I’m in my last class of the day, I’m counting down the minutes until it’s over so I can get the hell out of here. I want to go home and chill with Megan. My little girl is a kindergartener. She’s thriving. She loves it, I was worried, with her diabetes I was scared that she wouldn’t be in a place that she could be cared for if something were to happen. But her school is great, and they know all about her illness and how to care for her if or when she needs it.
She loves being in school, and she's made lots of friends. Every day after school, she tells me about her day and what she did. It’s become the best part of my day. She’s so animated and excited, she loves telling me stories of what happened during the day.
As soon as I dismiss the class, they’re hurrying out the door, dying to get out and go home. But I still see the turmoil in some of their features, they’re scared about what could happen when they leave here.
My brows knit together when I notice Anastasia standing in the doorway, a blank look on her face. Over the past year she’s fallen behind—it must be hard going through college while having a baby at home—but Anastasia will get a tutor and then catch up. She’s never behind in a way that she’s failing, she just needs some extra help in learning the curriculum. It’s not uncommon for her to be standing there.
The moment the classroom is empty, she walks in, her footsteps hesitant. “Professor Abbot,” she says softly as she reaches me.
I raise an eyebrow wondering what’s going on. “Is everything okay, Anastasia?”
She shakes her head, tears forming in her eyes. “It’s Erin,” she cries, and my heart sinks.
“What’s Erin?” I say a little angrier than I should.
“It was her that was attacked,” she cries, and my heart fucking shatters. “She’s okay,” she says quickly. “She’s at home. I just wanted you to know. I didn’t want you to hear the rumors, or to see her and get blindsided, because she looks bad. I wanted you to hear it from me.”
I stare at her in shock, my heart pounding. “What the fuck?” I say through gritted teeth. “How the fuck did this happen?” I demand, needing to know what exactly happened to her.

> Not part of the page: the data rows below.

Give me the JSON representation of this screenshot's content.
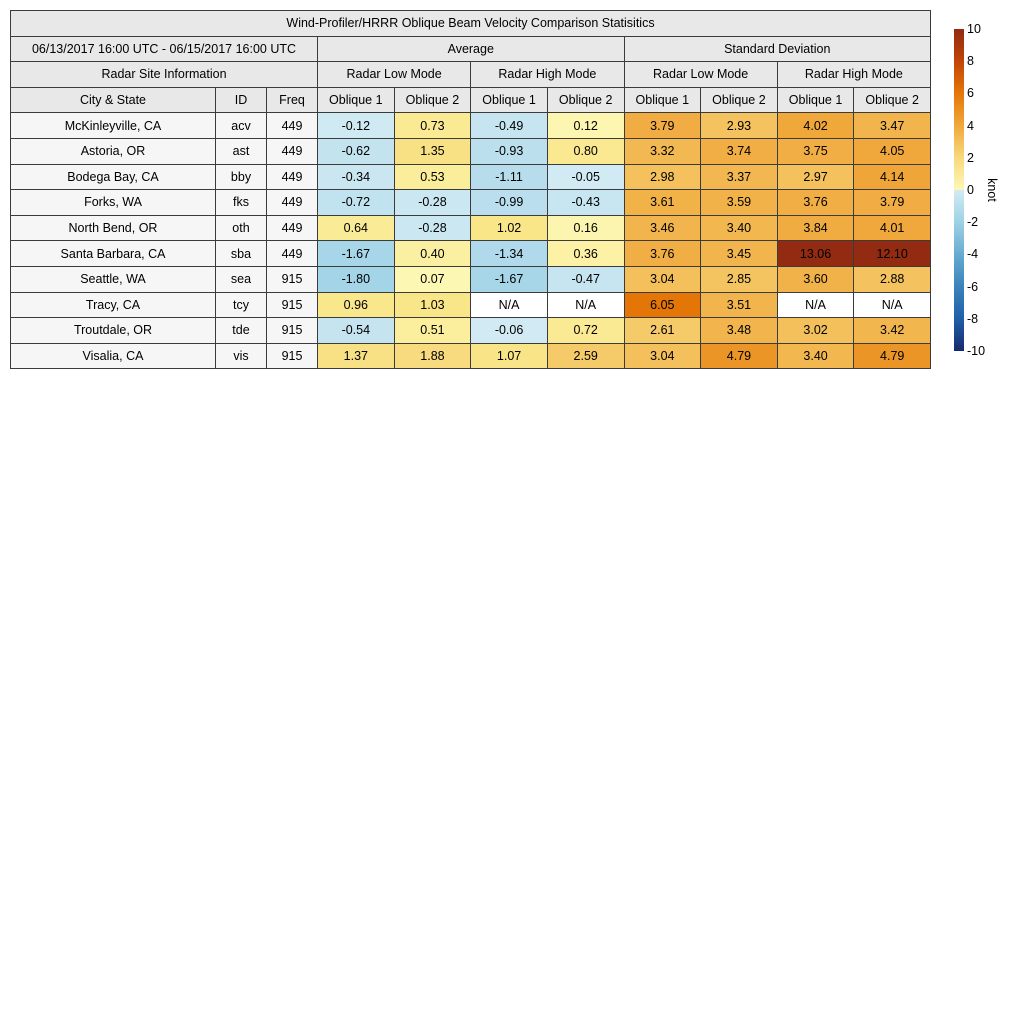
{
  "chart_data": {
    "type": "table",
    "title": "Wind-Profiler/HRRR Oblique Beam Velocity Comparison Statisitics",
    "header": {
      "date_range": "06/13/2017 16:00 UTC - 06/15/2017 16:00 UTC",
      "average": "Average",
      "std": "Standard Deviation",
      "site_info": "Radar Site Information",
      "low_mode": "Radar Low Mode",
      "high_mode": "Radar High Mode",
      "city": "City & State",
      "id": "ID",
      "freq": "Freq",
      "ob1": "Oblique 1",
      "ob2": "Oblique 2"
    },
    "value_columns": [
      "Average Radar Low Mode Oblique 1",
      "Average Radar Low Mode Oblique 2",
      "Average Radar High Mode Oblique 1",
      "Average Radar High Mode Oblique 2",
      "Std Radar Low Mode Oblique 1",
      "Std Radar Low Mode Oblique 2",
      "Std Radar High Mode Oblique 1",
      "Std Radar High Mode Oblique 2"
    ],
    "rows": [
      {
        "city": "McKinleyville, CA",
        "id": "acv",
        "freq": "449",
        "values": [
          "-0.12",
          "0.73",
          "-0.49",
          "0.12",
          "3.79",
          "2.93",
          "4.02",
          "3.47"
        ]
      },
      {
        "city": "Astoria, OR",
        "id": "ast",
        "freq": "449",
        "values": [
          "-0.62",
          "1.35",
          "-0.93",
          "0.80",
          "3.32",
          "3.74",
          "3.75",
          "4.05"
        ]
      },
      {
        "city": "Bodega Bay, CA",
        "id": "bby",
        "freq": "449",
        "values": [
          "-0.34",
          "0.53",
          "-1.11",
          "-0.05",
          "2.98",
          "3.37",
          "2.97",
          "4.14"
        ]
      },
      {
        "city": "Forks, WA",
        "id": "fks",
        "freq": "449",
        "values": [
          "-0.72",
          "-0.28",
          "-0.99",
          "-0.43",
          "3.61",
          "3.59",
          "3.76",
          "3.79"
        ]
      },
      {
        "city": "North Bend, OR",
        "id": "oth",
        "freq": "449",
        "values": [
          "0.64",
          "-0.28",
          "1.02",
          "0.16",
          "3.46",
          "3.40",
          "3.84",
          "4.01"
        ]
      },
      {
        "city": "Santa Barbara, CA",
        "id": "sba",
        "freq": "449",
        "values": [
          "-1.67",
          "0.40",
          "-1.34",
          "0.36",
          "3.76",
          "3.45",
          "13.06",
          "12.10"
        ]
      },
      {
        "city": "Seattle, WA",
        "id": "sea",
        "freq": "915",
        "values": [
          "-1.80",
          "0.07",
          "-1.67",
          "-0.47",
          "3.04",
          "2.85",
          "3.60",
          "2.88"
        ]
      },
      {
        "city": "Tracy, CA",
        "id": "tcy",
        "freq": "915",
        "values": [
          "0.96",
          "1.03",
          "N/A",
          "N/A",
          "6.05",
          "3.51",
          "N/A",
          "N/A"
        ]
      },
      {
        "city": "Troutdale, OR",
        "id": "tde",
        "freq": "915",
        "values": [
          "-0.54",
          "0.51",
          "-0.06",
          "0.72",
          "2.61",
          "3.48",
          "3.02",
          "3.42"
        ]
      },
      {
        "city": "Visalia, CA",
        "id": "vis",
        "freq": "915",
        "values": [
          "1.37",
          "1.88",
          "1.07",
          "2.59",
          "3.04",
          "4.79",
          "3.40",
          "4.79"
        ]
      }
    ],
    "na_label": "N/A",
    "colorbar": {
      "unit": "knot",
      "min": -10,
      "max": 10,
      "ticks": [
        10,
        8,
        6,
        4,
        2,
        0,
        -2,
        -4,
        -6,
        -8,
        -10
      ],
      "positive_stops": [
        [
          0,
          "#FDF8B8"
        ],
        [
          0.5,
          "#FBEE9C"
        ],
        [
          1,
          "#F9E689"
        ],
        [
          2,
          "#F7D97C"
        ],
        [
          4,
          "#F0A83C"
        ],
        [
          6,
          "#E57708"
        ],
        [
          8,
          "#C24408"
        ],
        [
          10,
          "#922B12"
        ]
      ],
      "negative_stops": [
        [
          0,
          "#D2EBF4"
        ],
        [
          0.5,
          "#C6E5F0"
        ],
        [
          1,
          "#BADEED"
        ],
        [
          2,
          "#9DD2E6"
        ],
        [
          4,
          "#68ABD1"
        ],
        [
          6,
          "#3A83BB"
        ],
        [
          8,
          "#2060A8"
        ],
        [
          10,
          "#17296E"
        ]
      ],
      "na_color": "#FFFFFF"
    }
  },
  "colors": {
    "header_bg": "#E8E8E8",
    "row_label_bg": "#F6F6F6",
    "border": "#3B3B3B",
    "page_bg": "#FFFFFF",
    "text": "#000000"
  }
}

She shakes her head and swallows hard, her tears falling down her face. “She was coming home from the library,” she says as he pulls in a ragged breath. “She cut through the park. She was pulled into the wooded area by a guy. She screamed as she tried to fight him. Thankfully, people who were leaving the library heard her screaming and managed to stop him before he ra—” She stops, unable to say the word.
I run a hand through my hair. Fuck. I’m so fucking glad that people were there to hear her screams. I’m so fucking angry that someone did this to her. To my Erin. God. I want to throw up. I want to fucking hit something. The anger I have is unlike anything I’ve ever felt before. That animal tried to rape her. God, I’d fucking kill him if I ever get my hands on him.

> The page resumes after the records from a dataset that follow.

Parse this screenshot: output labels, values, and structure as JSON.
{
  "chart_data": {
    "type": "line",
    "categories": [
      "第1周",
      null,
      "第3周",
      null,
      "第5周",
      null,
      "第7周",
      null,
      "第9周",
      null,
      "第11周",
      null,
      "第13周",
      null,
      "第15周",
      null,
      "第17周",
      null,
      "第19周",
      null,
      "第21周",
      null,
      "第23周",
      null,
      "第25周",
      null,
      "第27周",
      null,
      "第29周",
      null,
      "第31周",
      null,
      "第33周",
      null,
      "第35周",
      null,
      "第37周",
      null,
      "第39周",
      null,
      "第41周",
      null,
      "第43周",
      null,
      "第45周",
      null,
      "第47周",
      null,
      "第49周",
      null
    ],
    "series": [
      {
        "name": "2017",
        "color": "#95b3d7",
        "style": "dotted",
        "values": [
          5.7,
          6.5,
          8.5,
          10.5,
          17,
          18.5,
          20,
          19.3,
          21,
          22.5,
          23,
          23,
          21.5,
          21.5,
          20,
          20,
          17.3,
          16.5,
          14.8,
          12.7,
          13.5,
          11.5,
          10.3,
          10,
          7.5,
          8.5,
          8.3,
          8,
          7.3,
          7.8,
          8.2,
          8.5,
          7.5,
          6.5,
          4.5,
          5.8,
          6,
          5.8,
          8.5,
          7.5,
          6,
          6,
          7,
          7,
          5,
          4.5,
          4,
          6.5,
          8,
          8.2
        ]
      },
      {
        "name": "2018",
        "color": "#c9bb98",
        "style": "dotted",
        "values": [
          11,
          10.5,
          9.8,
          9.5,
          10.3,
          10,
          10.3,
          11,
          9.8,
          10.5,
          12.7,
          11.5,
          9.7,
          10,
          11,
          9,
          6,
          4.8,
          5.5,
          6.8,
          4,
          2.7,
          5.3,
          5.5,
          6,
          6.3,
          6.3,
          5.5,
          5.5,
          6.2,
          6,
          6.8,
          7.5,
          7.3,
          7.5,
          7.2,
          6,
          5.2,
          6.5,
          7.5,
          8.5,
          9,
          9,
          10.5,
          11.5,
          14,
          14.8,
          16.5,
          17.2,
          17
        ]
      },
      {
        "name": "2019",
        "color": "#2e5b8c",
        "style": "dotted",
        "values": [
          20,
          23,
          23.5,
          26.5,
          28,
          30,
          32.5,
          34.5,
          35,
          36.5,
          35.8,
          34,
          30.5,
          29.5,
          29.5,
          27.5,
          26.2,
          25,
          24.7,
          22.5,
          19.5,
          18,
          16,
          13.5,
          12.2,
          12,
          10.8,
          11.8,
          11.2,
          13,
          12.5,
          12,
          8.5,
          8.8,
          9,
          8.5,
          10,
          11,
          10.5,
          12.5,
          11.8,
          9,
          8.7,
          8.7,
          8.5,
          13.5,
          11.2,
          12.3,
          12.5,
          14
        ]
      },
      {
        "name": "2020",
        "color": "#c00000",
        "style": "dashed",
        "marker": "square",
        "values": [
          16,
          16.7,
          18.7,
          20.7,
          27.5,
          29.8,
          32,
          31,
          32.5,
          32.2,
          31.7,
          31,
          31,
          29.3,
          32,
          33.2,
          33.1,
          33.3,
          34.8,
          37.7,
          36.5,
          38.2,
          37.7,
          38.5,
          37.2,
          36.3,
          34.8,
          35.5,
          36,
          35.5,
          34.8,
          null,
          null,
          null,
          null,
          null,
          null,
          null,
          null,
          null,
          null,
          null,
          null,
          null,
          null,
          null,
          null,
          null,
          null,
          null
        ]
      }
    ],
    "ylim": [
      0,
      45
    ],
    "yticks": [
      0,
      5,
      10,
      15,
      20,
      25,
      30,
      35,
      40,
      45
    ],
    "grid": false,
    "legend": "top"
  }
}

“Is she really okay?” I ask, wondering how she’s dealing with it.
She nods. “She’s putting on a brave face,” she sighs. “Her brother returned home, Erin was about ready to kill him, and he had work to do. He was hovering too much over her, driving her crazy. He’s made her take some self-defense lessons as well as speaking to someone about what happened. It’s going to take time, but she’s going to be okay.”
She glances around. “Erin told me about what happened between you both. I know that if it were Jacob, I’d want to know, that’s why I’m telling you.” She turns on her heel and walks away.
I watch as she leaves me breathing hard, my fists clenched, and I have tears in my eyes. Erin, Christ. I need to go and see her.